The cut rule seems to lie outside this classification. It is not paired.

But Girard showed me that it is part of a pair. The axiom

$$\begin{array}{c} \phantom{A} \\ \hline A ⊢ A \end{array}$$

can be seen as an introduction rule for a pair of !!A!!s, one on each side of the turnstile. The cut rule is the corresponding rule for eliminating !!A!! from both sides.

Sequent calculus proofs are much easier to construct than Hilbert-style proofs. Suppose one wants to prove !!B!!. In a Hilbert system the only deduction rule is modus ponens, which requires that we first prove !!A\to B!! and !!A!! for some !!A!!. But what !!A!! should we choose? It could be anything, and we have no idea where to start or how big it could be. (If you enjoy suffering, try to prove the simple theorem !!A\to A!! in the Hilbert system I described at the beginning of the article. (Solution)

In sequent calculus, there is only one way to prove each kind of thing, and the premises in each rule are simply related to the consequent we want. Constructing the proof is mostly a matter of pushing the symbols around by following the rules to their conclusions. (Or, if this is impossible, one can conclude that there is no proof, and why.[3]) Construction of proofs can now be done entirely mechanically!

Except! The cut rule does require one to guess a formula: If one wants to prove !!Γ, Λ ⊢ Δ, Π!!, one must guess what !!A!! should appear in the premises !!Γ, A ⊢ Δ!! and !!Λ ⊢ A, Π!!. And there is no constraint at all on !!A!!; it could be anything, and we have no idea where to start or how big it could be.

The good news is that Gentzen, the inventor of sequent calculus, showed that one can dispense with the cut rule: it is unnecessary:

In Hilbert-style systems, based on common sense, the only rule is (more or less) the Modus Ponens : one reasons by linking together lemmas and consequences. We just say that one can get rid of that : it is like crossing the English Channel with fists and feet bound !

(The Blind Spot, p. 61)

Gentzen's demonstration of this shows how one can take any proof that involves the cut rule, and algorithmically eliminate the cut rule from it to obtain a proof of the same result that does not use cut. Gentzen called this the “Hauptsatz” (“principal theorem”) and rightly so, because it reduces construction of logical proofs to an algorithm and is therefore the ultimate basis for algorithmic proof theory.
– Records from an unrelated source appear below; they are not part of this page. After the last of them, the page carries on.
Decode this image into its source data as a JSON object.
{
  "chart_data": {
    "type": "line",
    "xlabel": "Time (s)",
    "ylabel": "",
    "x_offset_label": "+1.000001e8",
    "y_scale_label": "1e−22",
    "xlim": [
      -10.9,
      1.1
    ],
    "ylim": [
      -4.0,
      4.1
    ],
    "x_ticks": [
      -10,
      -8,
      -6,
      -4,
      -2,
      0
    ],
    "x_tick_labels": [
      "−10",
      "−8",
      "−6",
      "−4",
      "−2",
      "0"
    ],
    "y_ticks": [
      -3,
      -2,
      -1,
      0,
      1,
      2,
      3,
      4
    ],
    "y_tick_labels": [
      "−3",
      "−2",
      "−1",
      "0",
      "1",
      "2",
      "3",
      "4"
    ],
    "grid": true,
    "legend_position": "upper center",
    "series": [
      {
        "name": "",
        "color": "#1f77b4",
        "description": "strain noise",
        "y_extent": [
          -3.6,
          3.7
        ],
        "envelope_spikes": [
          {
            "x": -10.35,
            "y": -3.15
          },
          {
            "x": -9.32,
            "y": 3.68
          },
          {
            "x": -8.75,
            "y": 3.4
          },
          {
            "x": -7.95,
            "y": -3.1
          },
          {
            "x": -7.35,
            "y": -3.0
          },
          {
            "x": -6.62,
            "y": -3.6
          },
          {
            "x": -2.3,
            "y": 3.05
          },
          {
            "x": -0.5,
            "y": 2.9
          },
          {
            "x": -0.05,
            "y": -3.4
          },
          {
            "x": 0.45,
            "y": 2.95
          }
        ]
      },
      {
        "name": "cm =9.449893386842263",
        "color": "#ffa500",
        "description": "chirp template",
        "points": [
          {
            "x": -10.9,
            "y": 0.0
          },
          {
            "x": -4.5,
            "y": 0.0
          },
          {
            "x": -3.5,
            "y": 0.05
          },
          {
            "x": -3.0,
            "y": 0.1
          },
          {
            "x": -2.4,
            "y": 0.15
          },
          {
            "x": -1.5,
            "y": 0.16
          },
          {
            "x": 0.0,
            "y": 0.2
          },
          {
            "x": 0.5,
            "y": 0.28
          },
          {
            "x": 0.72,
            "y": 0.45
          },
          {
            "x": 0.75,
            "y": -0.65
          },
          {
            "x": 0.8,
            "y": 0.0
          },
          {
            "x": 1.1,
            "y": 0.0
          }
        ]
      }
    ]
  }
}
The bad news is that the cut-elimination process can super-exponentially increase the size of the proof, so it does not lead to a practical algorithm for deciding provability. Girard analyzed why, and what he discovered amazed me. The only problem is in the contraction rules, which had seemed so trivial and innocuous—uninteresting, even—that I had never given them any thought:

$$\begin{array}{cc} \begin{array}{c} Γ, A, A ⊢ Δ \\ \hline Γ, A ⊢ Δ \end{array} & \qquad \begin{array}{c} Γ ⊢ A, A, Δ \\ \hline Γ ⊢ A, Δ \end{array} \end{array}$$

And suddenly Girard's invention of linear logic made sense to me. In linear logic, contraction is forbidden; one must use each formula in one and only one deduction.
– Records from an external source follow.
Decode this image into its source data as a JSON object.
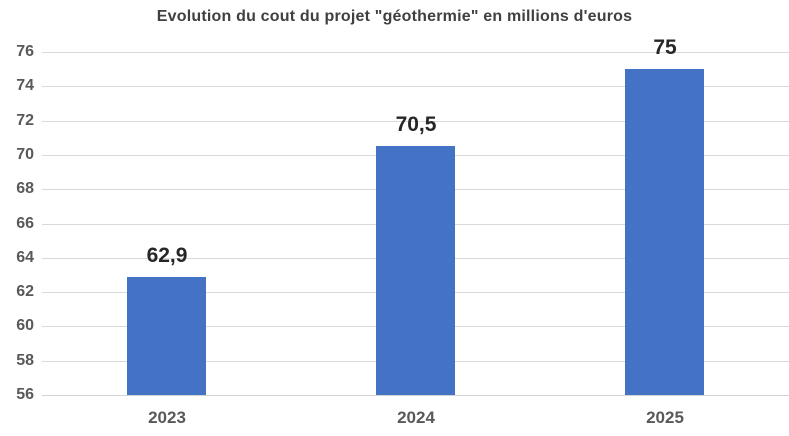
{
  "chart_data": {
    "type": "bar",
    "title": "Evolution du cout du projet \"géothermie\" en millions d'euros",
    "categories": [
      "2023",
      "2024",
      "2025"
    ],
    "values": [
      62.9,
      70.5,
      75
    ],
    "value_labels": [
      "62,9",
      "70,5",
      "75"
    ],
    "xlabel": "",
    "ylabel": "",
    "ylim": [
      56,
      76
    ],
    "ytick_step": 2,
    "yticks": [
      56,
      58,
      60,
      62,
      64,
      66,
      68,
      70,
      72,
      74,
      76
    ],
    "grid": true,
    "legend": false,
    "colors": {
      "bar": "#4472C4",
      "gridline": "#D9D9D9",
      "axis_line": "#D2D2D2",
      "title": "#404040",
      "tick_label": "#595959",
      "value_label": "#262626"
    }
  }
}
Previously it had seemed to me that this was a pointless restriction. Now I realized that it was no more of a useless hair shirt than the intuitionistic rejection of the law of the proof by contradiction: not a stubborn refusal to use an obvious tool of reasoning, but a restriction of proofs to produce better reasoning. With the rejection of contraction, cut-elimination no longer explodes proof size, and automated theorem proving becomes practical:

This is why its study is, implicitly, at the very heart of these lectures.

(The Blind Spot, p. 63)

The book is going to get into linear logic later in the next chapter. I have read descriptions of linear logic before, but never understood what it was up to. (It has two logical and operators, and two logical or operators; why?) But I am sure Girard will explain it marvelously.

1. In place of a profound excerpt, I will present the following, which isn't especially profound but struck a chord for me: “By the way, nothing is more arbitrary than a modal logic « I am done with this logic, may I have another one ? » seems to be the motto of these guys.” (p. 24)
2. Compare my alternative representation of arithmetic expressions that collapses addition and subtraction, and multiplication and division.
3. A typically Girardian remark is that analytic tableaux are “the poor man's sequents”.